Maybe I’m just in a foul mood after watching Liverpool play well but lose YET AGAIN (3-2 at home to Udinese in Europa League), but this thing just isn’t my bag. A couple of quick examples of what’s put me off:

Like this sort-of, kind-of funny picture of Rooney and Kompany that’s part of the article title? Fooled you! It’s not part of the article! At all! It’s just a sort-of, kind-of funny picture, all by itself! The text to the left is the end of the article prior! No caption (just the title, “Gents”, and the artist), no accompaniment, no point. It’s Art, I guess! (Also, how about that giant red bar? A capital “I”? Maybe! A random red bar? Yes! Relation to anything at all? None!)

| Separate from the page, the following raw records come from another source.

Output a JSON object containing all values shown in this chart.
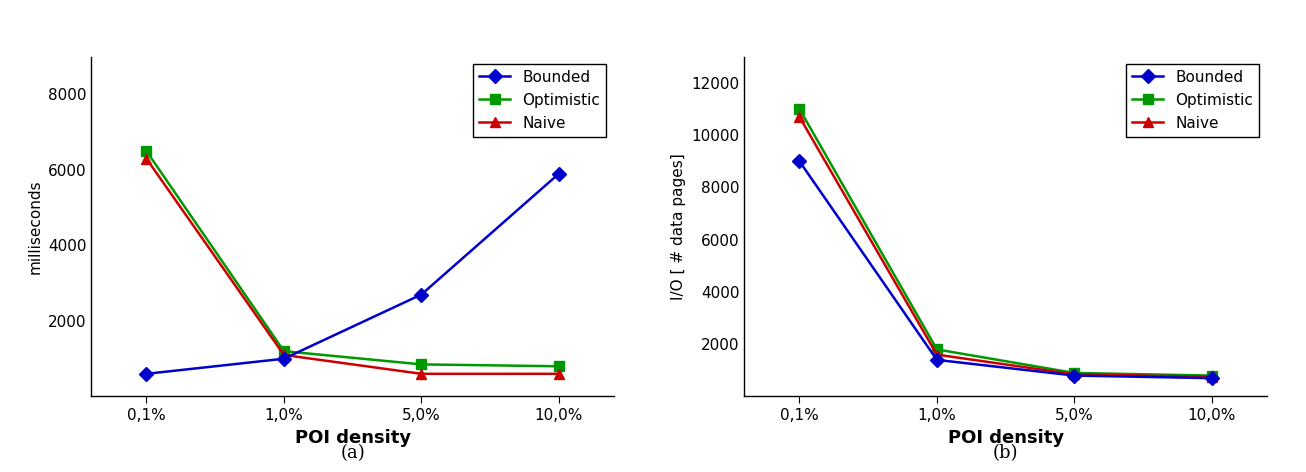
{
  "x_labels": [
    "0,1%",
    "1,0%",
    "5,0%",
    "10,0%"
  ],
  "x_values": [
    0,
    1,
    2,
    3
  ],
  "plot_a": {
    "ylabel": "milliseconds",
    "xlabel": "POI density",
    "ylim": [
      0,
      9000
    ],
    "yticks": [
      2000,
      4000,
      6000,
      8000
    ],
    "bounded": [
      600,
      1000,
      2700,
      5900
    ],
    "optimistic": [
      6500,
      1200,
      850,
      800
    ],
    "naive": [
      6300,
      1100,
      600,
      600
    ],
    "caption": "(a)"
  },
  "plot_b": {
    "ylabel": "I/O [ # data pages]",
    "xlabel": "POI density",
    "ylim": [
      0,
      13000
    ],
    "yticks": [
      2000,
      4000,
      6000,
      8000,
      10000,
      12000
    ],
    "bounded": [
      9000,
      1400,
      800,
      700
    ],
    "optimistic": [
      11000,
      1800,
      900,
      800
    ],
    "naive": [
      10700,
      1600,
      850,
      750
    ],
    "caption": "(b)"
  },
  "legend_labels": [
    "Bounded",
    "Optimistic",
    "Naive"
  ],
  "colors": {
    "bounded": "#0000CC",
    "optimistic": "#009900",
    "naive": "#CC0000"
  },
  "markers": {
    "bounded": "D",
    "optimistic": "s",
    "naive": "^"
  },
  "markersize": 7,
  "linewidth": 1.8,
  "background_color": "#ffffff",
  "fig_width": 13.06,
  "fig_height": 4.72,
  "dpi": 100
}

Know what this diagram of Bs, Ds, and Gs is meant to illustrate? Fooled you again, it’s not a diagram at all! It’s the title of an article! Called, “BDGB BDGB”, OBVIOUSLY! It’s about being a fan of Man U in the 70s, OBVIOUSLY! More Art, I guess! (Also, see the random circles and lines and colored bars and shadows sprinkled haphazardly all over? Still more Art, apparently!)

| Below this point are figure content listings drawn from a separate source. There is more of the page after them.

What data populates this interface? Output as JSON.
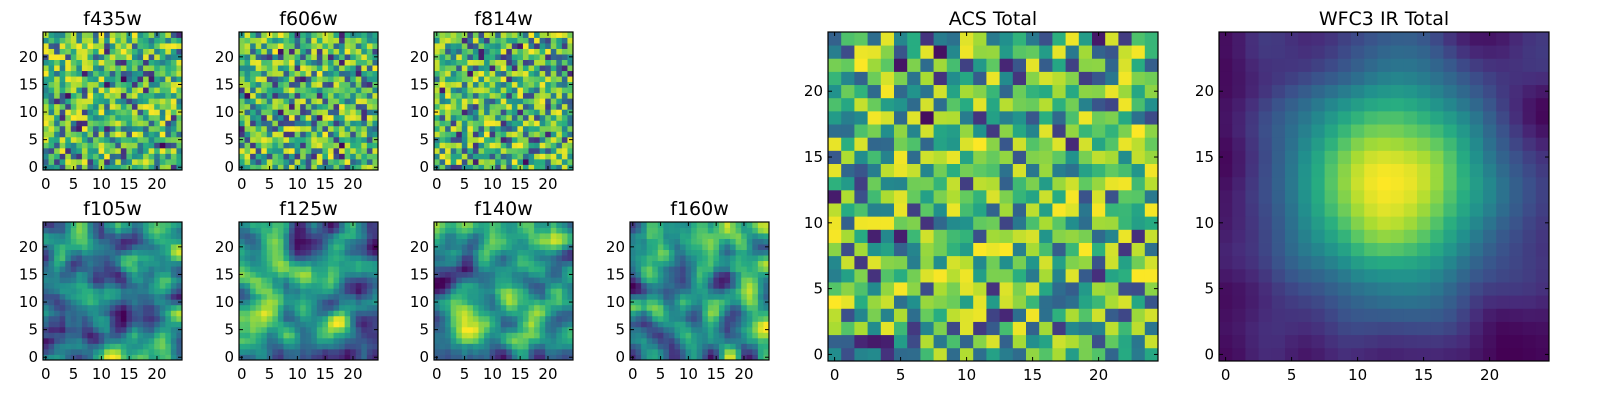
{
  "chart_data": [
    {
      "type": "heatmap",
      "title": "f435w",
      "grid_size": 25,
      "xticks": [
        0,
        5,
        10,
        15,
        20
      ],
      "yticks": [
        0,
        5,
        10,
        15,
        20
      ],
      "xlim": [
        -0.5,
        24.5
      ],
      "ylim": [
        -0.5,
        24.5
      ],
      "colormap": "viridis",
      "pattern": "noise",
      "seed": 11
    },
    {
      "type": "heatmap",
      "title": "f606w",
      "grid_size": 25,
      "xticks": [
        0,
        5,
        10,
        15,
        20
      ],
      "yticks": [
        0,
        5,
        10,
        15,
        20
      ],
      "xlim": [
        -0.5,
        24.5
      ],
      "ylim": [
        -0.5,
        24.5
      ],
      "colormap": "viridis",
      "pattern": "noise",
      "seed": 23
    },
    {
      "type": "heatmap",
      "title": "f814w",
      "grid_size": 25,
      "xticks": [
        0,
        5,
        10,
        15,
        20
      ],
      "yticks": [
        0,
        5,
        10,
        15,
        20
      ],
      "xlim": [
        -0.5,
        24.5
      ],
      "ylim": [
        -0.5,
        24.5
      ],
      "colormap": "viridis",
      "pattern": "noise",
      "seed": 37
    },
    {
      "type": "heatmap",
      "title": "f105w",
      "grid_size": 25,
      "xticks": [
        0,
        5,
        10,
        15,
        20
      ],
      "yticks": [
        0,
        5,
        10,
        15,
        20
      ],
      "xlim": [
        -0.5,
        24.5
      ],
      "ylim": [
        -0.5,
        24.5
      ],
      "colormap": "viridis",
      "pattern": "smooth",
      "seed": 41
    },
    {
      "type": "heatmap",
      "title": "f125w",
      "grid_size": 25,
      "xticks": [
        0,
        5,
        10,
        15,
        20
      ],
      "yticks": [
        0,
        5,
        10,
        15,
        20
      ],
      "xlim": [
        -0.5,
        24.5
      ],
      "ylim": [
        -0.5,
        24.5
      ],
      "colormap": "viridis",
      "pattern": "smooth",
      "seed": 53
    },
    {
      "type": "heatmap",
      "title": "f140w",
      "grid_size": 25,
      "xticks": [
        0,
        5,
        10,
        15,
        20
      ],
      "yticks": [
        0,
        5,
        10,
        15,
        20
      ],
      "xlim": [
        -0.5,
        24.5
      ],
      "ylim": [
        -0.5,
        24.5
      ],
      "colormap": "viridis",
      "pattern": "smooth",
      "seed": 67
    },
    {
      "type": "heatmap",
      "title": "f160w",
      "grid_size": 25,
      "xticks": [
        0,
        5,
        10,
        15,
        20
      ],
      "yticks": [
        0,
        5,
        10,
        15,
        20
      ],
      "xlim": [
        -0.5,
        24.5
      ],
      "ylim": [
        -0.5,
        24.5
      ],
      "colormap": "viridis",
      "pattern": "smooth",
      "seed": 79
    },
    {
      "type": "heatmap",
      "title": "ACS Total",
      "grid_size": 25,
      "xticks": [
        0,
        5,
        10,
        15,
        20
      ],
      "yticks": [
        0,
        5,
        10,
        15,
        20
      ],
      "xlim": [
        -0.5,
        24.5
      ],
      "ylim": [
        -0.5,
        24.5
      ],
      "colormap": "viridis",
      "pattern": "noise",
      "seed": 97
    },
    {
      "type": "heatmap",
      "title": "WFC3 IR Total",
      "grid_size": 25,
      "xticks": [
        0,
        5,
        10,
        15,
        20
      ],
      "yticks": [
        0,
        5,
        10,
        15,
        20
      ],
      "xlim": [
        -0.5,
        24.5
      ],
      "ylim": [
        -0.5,
        24.5
      ],
      "colormap": "viridis",
      "pattern": "blob",
      "seed": 113
    }
  ],
  "colors": {
    "frame": "#000000",
    "background": "#ffffff"
  }
}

Anyway, as I recall they did say in their Kickstarter promo, with all fair warning to me, that they would have “some of the most striking art and design you’ll find in any publication being made today”. And there are some neat graphics in here, certainly; some that even seem to serve a purpose beyond their creator showing off to other magazine/design people. And I am optimistic about the writing, but I’m disappointed overall. Best of luck to you, Howler, but I won’t be subscribing.

Not a Vicarious Pleasure

One thing I know for sure about being a fan is this: it is not a vicarious pleasure, despite all appearances to the contrary, and those who say that they would rather do than watch are missing the point. Football is a context where watching becomes doing . . . When there is some kind of triumph, the pleasure does not radiate from the players outwards until it reaches the likes of us at the back of the terraces in a pale and diminished form; our fun is not a watery version of the team’s fun, even though they are the ones that get to score the goals and climb the steps at Wembley to meet Princess Diana. The joy we feel on occasions like this is not a celebration of others’ good fortune, but a celebration of our own; and when there is a disastrous defeat the sorrow that engulfs us is, in effect, self-pity, and anyone who wishes to understand how football is consumed must realise this above all things.

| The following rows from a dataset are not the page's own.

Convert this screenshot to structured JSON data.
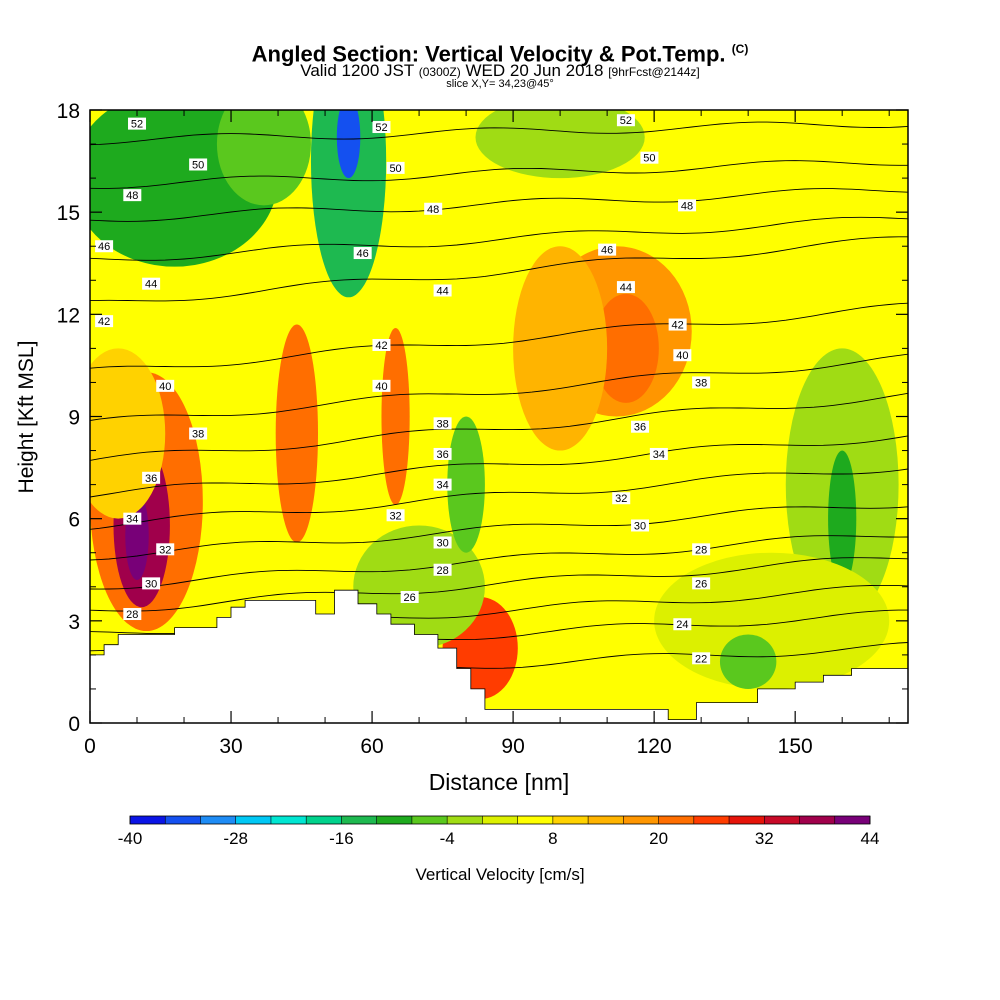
{
  "title": "Angled Section: Vertical Velocity & Pot.Temp.",
  "title_units": "(C)",
  "subtitle": {
    "valid": "Valid 1200 JST",
    "utc": "(0300Z)",
    "date": "WED 20 Jun 2018",
    "forecast": "[9hrFcst@2144z]"
  },
  "slice_label": "slice X,Y= 34,23@45°",
  "colorbar": {
    "label": "Vertical Velocity [cm/s]",
    "tick_labels": [
      "-40",
      "-28",
      "-16",
      "-4",
      "8",
      "20",
      "32",
      "44"
    ],
    "levels": [
      -40,
      -36,
      -32,
      -28,
      -24,
      -20,
      -16,
      -12,
      -8,
      -4,
      0,
      4,
      8,
      12,
      16,
      20,
      24,
      28,
      32,
      36,
      40,
      44
    ],
    "colors": [
      "#0a14e6",
      "#1450f0",
      "#1e8cf5",
      "#00c8f5",
      "#00e6d2",
      "#00d28c",
      "#1eb950",
      "#1eaa1e",
      "#5ac81e",
      "#a0dc14",
      "#dcf000",
      "#ffff00",
      "#ffd200",
      "#ffb400",
      "#ff9600",
      "#ff6e00",
      "#ff3c00",
      "#e6140a",
      "#c80a28",
      "#a0004b",
      "#780078"
    ]
  },
  "chart_data": {
    "type": "heatmap",
    "title": "Angled Section: Vertical Velocity & Pot.Temp.",
    "xlabel": "Distance [nm]",
    "ylabel": "Height [Kft MSL]",
    "xlim": [
      0,
      174
    ],
    "ylim": [
      0,
      18
    ],
    "x_ticks": [
      "0",
      "30",
      "60",
      "90",
      "120",
      "150"
    ],
    "x_tick_values": [
      0,
      30,
      60,
      90,
      120,
      150
    ],
    "y_ticks": [
      "0",
      "3",
      "6",
      "9",
      "12",
      "15",
      "18"
    ],
    "y_tick_values": [
      0,
      3,
      6,
      9,
      12,
      15,
      18
    ],
    "background_level": 4,
    "velocity_features": [
      {
        "x": 12,
        "y": 6.5,
        "rx": 12,
        "ry": 3.8,
        "value": 22
      },
      {
        "x": 11,
        "y": 5.8,
        "rx": 6,
        "ry": 2.4,
        "value": 36
      },
      {
        "x": 10,
        "y": 5.5,
        "rx": 2.5,
        "ry": 1.3,
        "value": 44
      },
      {
        "x": 6,
        "y": 8.5,
        "rx": 10,
        "ry": 2.5,
        "value": 10
      },
      {
        "x": 44,
        "y": 8.5,
        "rx": 4.5,
        "ry": 3.2,
        "value": 20
      },
      {
        "x": 65,
        "y": 9,
        "rx": 3,
        "ry": 2.6,
        "value": 22
      },
      {
        "x": 83,
        "y": 2.2,
        "rx": 8,
        "ry": 1.5,
        "value": 26
      },
      {
        "x": 112,
        "y": 11.5,
        "rx": 16,
        "ry": 2.5,
        "value": 16
      },
      {
        "x": 114,
        "y": 11,
        "rx": 7,
        "ry": 1.6,
        "value": 22
      },
      {
        "x": 100,
        "y": 11,
        "rx": 10,
        "ry": 3,
        "value": 12
      },
      {
        "x": 18,
        "y": 16,
        "rx": 22,
        "ry": 2.6,
        "value": -10
      },
      {
        "x": 55,
        "y": 16.5,
        "rx": 8,
        "ry": 4,
        "value": -14
      },
      {
        "x": 55,
        "y": 17.2,
        "rx": 2.5,
        "ry": 1.2,
        "value": -34
      },
      {
        "x": 37,
        "y": 17,
        "rx": 10,
        "ry": 1.8,
        "value": -8
      },
      {
        "x": 100,
        "y": 17.2,
        "rx": 18,
        "ry": 1.2,
        "value": -2
      },
      {
        "x": 160,
        "y": 7,
        "rx": 12,
        "ry": 4,
        "value": -4
      },
      {
        "x": 160,
        "y": 6,
        "rx": 3,
        "ry": 2,
        "value": -10
      },
      {
        "x": 70,
        "y": 4,
        "rx": 14,
        "ry": 1.8,
        "value": -2
      },
      {
        "x": 145,
        "y": 3,
        "rx": 25,
        "ry": 2,
        "value": 0
      },
      {
        "x": 140,
        "y": 1.8,
        "rx": 6,
        "ry": 0.8,
        "value": -6
      },
      {
        "x": 80,
        "y": 7,
        "rx": 4,
        "ry": 2,
        "value": -6
      }
    ],
    "theta_contours": [
      {
        "level": 22,
        "y0": 1.2,
        "slope": 0.006
      },
      {
        "level": 24,
        "y0": 2.0,
        "slope": 0.007
      },
      {
        "level": 26,
        "y0": 2.6,
        "slope": 0.008
      },
      {
        "level": 28,
        "y0": 3.3,
        "slope": 0.009
      },
      {
        "level": 30,
        "y0": 4.0,
        "slope": 0.009
      },
      {
        "level": 32,
        "y0": 4.9,
        "slope": 0.009
      },
      {
        "level": 34,
        "y0": 5.8,
        "slope": 0.01
      },
      {
        "level": 36,
        "y0": 6.7,
        "slope": 0.01
      },
      {
        "level": 38,
        "y0": 7.7,
        "slope": 0.011
      },
      {
        "level": 40,
        "y0": 8.8,
        "slope": 0.011
      },
      {
        "level": 42,
        "y0": 10.3,
        "slope": 0.011
      },
      {
        "level": 44,
        "y0": 12.3,
        "slope": 0.011
      },
      {
        "level": 46,
        "y0": 13.6,
        "slope": 0.007
      },
      {
        "level": 48,
        "y0": 14.8,
        "slope": 0.005
      },
      {
        "level": 50,
        "y0": 15.8,
        "slope": 0.004
      },
      {
        "level": 52,
        "y0": 17.1,
        "slope": 0.003
      }
    ],
    "contour_labels": [
      {
        "text": "52",
        "x": 10,
        "y": 17.6
      },
      {
        "text": "52",
        "x": 62,
        "y": 17.5
      },
      {
        "text": "52",
        "x": 114,
        "y": 17.7
      },
      {
        "text": "50",
        "x": 23,
        "y": 16.4
      },
      {
        "text": "50",
        "x": 65,
        "y": 16.3
      },
      {
        "text": "50",
        "x": 119,
        "y": 16.6
      },
      {
        "text": "48",
        "x": 9,
        "y": 15.5
      },
      {
        "text": "48",
        "x": 73,
        "y": 15.1
      },
      {
        "text": "48",
        "x": 127,
        "y": 15.2
      },
      {
        "text": "46",
        "x": 3,
        "y": 14.0
      },
      {
        "text": "46",
        "x": 58,
        "y": 13.8
      },
      {
        "text": "46",
        "x": 110,
        "y": 13.9
      },
      {
        "text": "44",
        "x": 13,
        "y": 12.9
      },
      {
        "text": "44",
        "x": 75,
        "y": 12.7
      },
      {
        "text": "44",
        "x": 114,
        "y": 12.8
      },
      {
        "text": "42",
        "x": 3,
        "y": 11.8
      },
      {
        "text": "42",
        "x": 62,
        "y": 11.1
      },
      {
        "text": "42",
        "x": 125,
        "y": 11.7
      },
      {
        "text": "40",
        "x": 16,
        "y": 9.9
      },
      {
        "text": "40",
        "x": 62,
        "y": 9.9
      },
      {
        "text": "40",
        "x": 126,
        "y": 10.8
      },
      {
        "text": "38",
        "x": 23,
        "y": 8.5
      },
      {
        "text": "38",
        "x": 75,
        "y": 8.8
      },
      {
        "text": "38",
        "x": 130,
        "y": 10.0
      },
      {
        "text": "36",
        "x": 13,
        "y": 7.2
      },
      {
        "text": "36",
        "x": 75,
        "y": 7.9
      },
      {
        "text": "36",
        "x": 117,
        "y": 8.7
      },
      {
        "text": "34",
        "x": 9,
        "y": 6.0
      },
      {
        "text": "34",
        "x": 75,
        "y": 7.0
      },
      {
        "text": "34",
        "x": 121,
        "y": 7.9
      },
      {
        "text": "32",
        "x": 16,
        "y": 5.1
      },
      {
        "text": "32",
        "x": 65,
        "y": 6.1
      },
      {
        "text": "32",
        "x": 113,
        "y": 6.6
      },
      {
        "text": "30",
        "x": 13,
        "y": 4.1
      },
      {
        "text": "30",
        "x": 75,
        "y": 5.3
      },
      {
        "text": "30",
        "x": 117,
        "y": 5.8
      },
      {
        "text": "28",
        "x": 9,
        "y": 3.2
      },
      {
        "text": "28",
        "x": 75,
        "y": 4.5
      },
      {
        "text": "28",
        "x": 130,
        "y": 5.1
      },
      {
        "text": "26",
        "x": 68,
        "y": 3.7
      },
      {
        "text": "26",
        "x": 130,
        "y": 4.1
      },
      {
        "text": "24",
        "x": 126,
        "y": 2.9
      },
      {
        "text": "22",
        "x": 130,
        "y": 1.9
      }
    ],
    "terrain_height": [
      [
        0,
        2.0
      ],
      [
        3,
        2.0
      ],
      [
        3,
        2.3
      ],
      [
        6,
        2.3
      ],
      [
        6,
        2.6
      ],
      [
        18,
        2.6
      ],
      [
        18,
        2.8
      ],
      [
        27,
        2.8
      ],
      [
        27,
        3.1
      ],
      [
        30,
        3.1
      ],
      [
        30,
        3.4
      ],
      [
        33,
        3.4
      ],
      [
        33,
        3.6
      ],
      [
        48,
        3.6
      ],
      [
        48,
        3.2
      ],
      [
        52,
        3.2
      ],
      [
        52,
        3.9
      ],
      [
        57,
        3.9
      ],
      [
        57,
        3.5
      ],
      [
        61,
        3.5
      ],
      [
        61,
        3.2
      ],
      [
        64,
        3.2
      ],
      [
        64,
        2.9
      ],
      [
        69,
        2.9
      ],
      [
        69,
        2.6
      ],
      [
        74,
        2.6
      ],
      [
        74,
        2.2
      ],
      [
        78,
        2.2
      ],
      [
        78,
        1.6
      ],
      [
        81,
        1.6
      ],
      [
        81,
        1.0
      ],
      [
        84,
        1.0
      ],
      [
        84,
        0.4
      ],
      [
        123,
        0.4
      ],
      [
        123,
        0.1
      ],
      [
        129,
        0.1
      ],
      [
        129,
        0.6
      ],
      [
        142,
        0.6
      ],
      [
        142,
        1.0
      ],
      [
        150,
        1.0
      ],
      [
        150,
        1.2
      ],
      [
        156,
        1.2
      ],
      [
        156,
        1.4
      ],
      [
        162,
        1.4
      ],
      [
        162,
        1.6
      ],
      [
        174,
        1.6
      ]
    ]
  }
}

The players are merely our representatives, chosen by the manager rather than elected by us, but our representatives nonetheless . . . I am a part of the club, just as the club is a part of me; and I say this fully aware that the club exploits me, disregards my views, and treats me shoddily on occasions, so my feeling of organic connection is not built on a muddle-headed and sentimental misunderstanding of how professional football works. This Wembley win belonged to me every bit as much as it belonged to Charlie Nicholas or George Graham . . . and I worked every bit as hard for it as they did. The only difference between me and them is that I have put in more hours, more years, more decades than them, and so had a better understanding of the afternoon, a sweeter appreciation of why the sun still shines when I remember it.

Fever Pitch, Nick Hornby

I’ve long scoffed at people who recount their team’s exploits using the personal pronoun “we”. What’s this “we”? You’re not the person out there doing anything, you’re sitting in the stands, or more probably on your couch at home watching TV.

But in my more recent, soccer fanatic years, I’ve had the impulse to speak this way myself, though I’ve fought against it. After reading the excellent passage above, no more. “They” may not understand it, but it truly is “we”.